Make.com as an MCP Client: What to Expect
Make.com added MCP support as part of its broader AI tooling push in 2025. In theory, a Make scenario can act as an MCP client, calling tools exposed by any compliant server. In practice, the integration has rough edges.
The Make HTTP module can construct valid JSON-RPC requests and parse responses, but it does not natively understand the MCP session lifecycle. Developers who have documented this in community posts note that you need to manage the initialize handshake manually, either by hardcoding it as the first module in the scenario or by building a sub-flow that handles it conditionally. The Make MCP connector module, where it exists, abstracts some of this, but the abstraction is incomplete for anything beyond simple tool calls.
One pattern that holds up better: expose your MCP server behind a plain REST endpoint that wraps the JSON-RPC layer, then call that from Make. You lose some protocol fidelity, but you gain predictable behavior in a platform that was not designed for stateful AI protocol sessions.
Custom CMS Endpoints: The Real Integration Work
Publishing to a headless CMS via MCP requires mapping the CMS's data model to MCP tool schemas. For a system like the Tuscan CMS, built on Next.js and Supabase, that means defining tools that match the CMS API's expected request shape, including required fields, optional metadata, and content type routing.
A few things developers consistently underestimate at this stage:
- Field validation happens twice. The MCP tool schema validates the model's input, and then the CMS API validates again on ingest. Mismatches between the two produce silent failures or cryptic 422 errors. The fix is keeping the tool schema as a strict subset of what the API accepts.
- Enum fields need explicit lists. If your CMS uses enum values for categories or content types, those values need to be listed explicitly in the tool schema. Models will hallucinate plausible-sounding values if the schema does not constrain them.
- Image routing is a separate problem. MCP tools can write content records, but they cannot resolve image sources. Any pipeline that needs featured images has to handle that in a separate step, either before the MCP call or as a post-publish webhook.

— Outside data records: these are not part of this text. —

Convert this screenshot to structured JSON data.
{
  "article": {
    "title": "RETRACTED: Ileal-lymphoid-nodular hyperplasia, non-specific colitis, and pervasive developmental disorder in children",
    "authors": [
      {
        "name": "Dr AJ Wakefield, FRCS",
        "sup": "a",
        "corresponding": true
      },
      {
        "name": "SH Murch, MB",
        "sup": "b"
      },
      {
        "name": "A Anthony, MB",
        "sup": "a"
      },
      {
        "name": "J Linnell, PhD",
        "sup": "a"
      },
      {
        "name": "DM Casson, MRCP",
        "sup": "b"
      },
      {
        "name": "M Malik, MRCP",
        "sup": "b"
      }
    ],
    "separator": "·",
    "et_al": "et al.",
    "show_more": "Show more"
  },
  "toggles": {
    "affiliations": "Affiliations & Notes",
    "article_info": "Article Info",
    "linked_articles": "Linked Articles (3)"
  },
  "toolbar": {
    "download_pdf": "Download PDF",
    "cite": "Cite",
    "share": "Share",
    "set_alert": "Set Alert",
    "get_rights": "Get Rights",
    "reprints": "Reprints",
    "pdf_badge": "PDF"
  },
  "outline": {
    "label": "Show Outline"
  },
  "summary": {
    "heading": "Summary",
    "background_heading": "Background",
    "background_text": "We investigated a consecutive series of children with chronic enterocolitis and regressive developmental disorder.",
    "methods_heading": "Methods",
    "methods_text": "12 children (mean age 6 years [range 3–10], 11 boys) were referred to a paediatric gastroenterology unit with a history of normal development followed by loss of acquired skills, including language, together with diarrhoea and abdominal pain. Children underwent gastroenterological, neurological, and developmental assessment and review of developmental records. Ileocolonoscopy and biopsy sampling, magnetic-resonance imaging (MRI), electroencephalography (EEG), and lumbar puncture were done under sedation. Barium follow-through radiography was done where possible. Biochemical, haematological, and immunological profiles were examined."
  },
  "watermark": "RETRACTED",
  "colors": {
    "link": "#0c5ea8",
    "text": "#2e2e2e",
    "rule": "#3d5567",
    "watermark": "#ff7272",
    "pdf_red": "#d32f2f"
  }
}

What Actually Works in a Cloud Routine Context
Agencies running AI content pipelines as scheduled cloud routines, rather than interactive Claude desktop sessions, face a different constraint set. The model is not in a conversation. It is executing a defined sequence, calling tools, and writing output. MCP works in this context, but the architecture looks different from the docs.

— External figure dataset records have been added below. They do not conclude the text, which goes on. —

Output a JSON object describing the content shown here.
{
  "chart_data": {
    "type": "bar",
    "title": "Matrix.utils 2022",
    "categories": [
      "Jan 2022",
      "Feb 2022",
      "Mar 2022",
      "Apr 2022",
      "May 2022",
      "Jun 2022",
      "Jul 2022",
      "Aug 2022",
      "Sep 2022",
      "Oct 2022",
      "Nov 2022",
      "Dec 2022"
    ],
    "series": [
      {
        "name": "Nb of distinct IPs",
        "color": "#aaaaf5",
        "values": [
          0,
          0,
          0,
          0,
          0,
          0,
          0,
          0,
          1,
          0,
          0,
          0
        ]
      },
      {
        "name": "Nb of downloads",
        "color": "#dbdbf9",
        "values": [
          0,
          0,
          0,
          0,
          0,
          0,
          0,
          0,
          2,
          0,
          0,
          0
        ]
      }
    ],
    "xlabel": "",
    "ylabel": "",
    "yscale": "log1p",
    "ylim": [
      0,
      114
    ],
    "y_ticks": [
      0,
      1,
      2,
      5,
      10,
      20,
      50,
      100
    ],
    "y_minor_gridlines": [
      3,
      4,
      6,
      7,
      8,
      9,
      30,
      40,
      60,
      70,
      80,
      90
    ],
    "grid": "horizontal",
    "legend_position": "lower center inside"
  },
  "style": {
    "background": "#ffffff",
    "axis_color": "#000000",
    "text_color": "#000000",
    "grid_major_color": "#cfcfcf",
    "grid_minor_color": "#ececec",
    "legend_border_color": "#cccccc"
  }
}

The patterns that hold up are: stateless tool servers deployed as simple API routes, explicit tool schemas with no ambiguity, and a calling harness that manages the full MCP session lifecycle in code rather than relying on a client to do it. GitHub Actions, Vercel cron jobs, and similar runners all work as execution environments as long as the server is reachable over HTTP and auth is handled at the request level.
The patterns that break are: anything that assumes a persistent server process, streaming responses where the runner does not support them, and tool schemas that leave optional fields underdefined enough for the model to fill them with unexpected values.
The Practical Takeaway
MCP is a real standard worth building on. The protocol is stable, the tooling is improving, and Anthropic is actively filling documentation gaps. The honest framing for agencies considering it now: budget the integration work at two to three times what the docs imply, particularly if your stack includes a custom CMS, a multi-tenant auth model, or Make.com as the automation layer. The spec works. The edges around it are where the real engineering happens.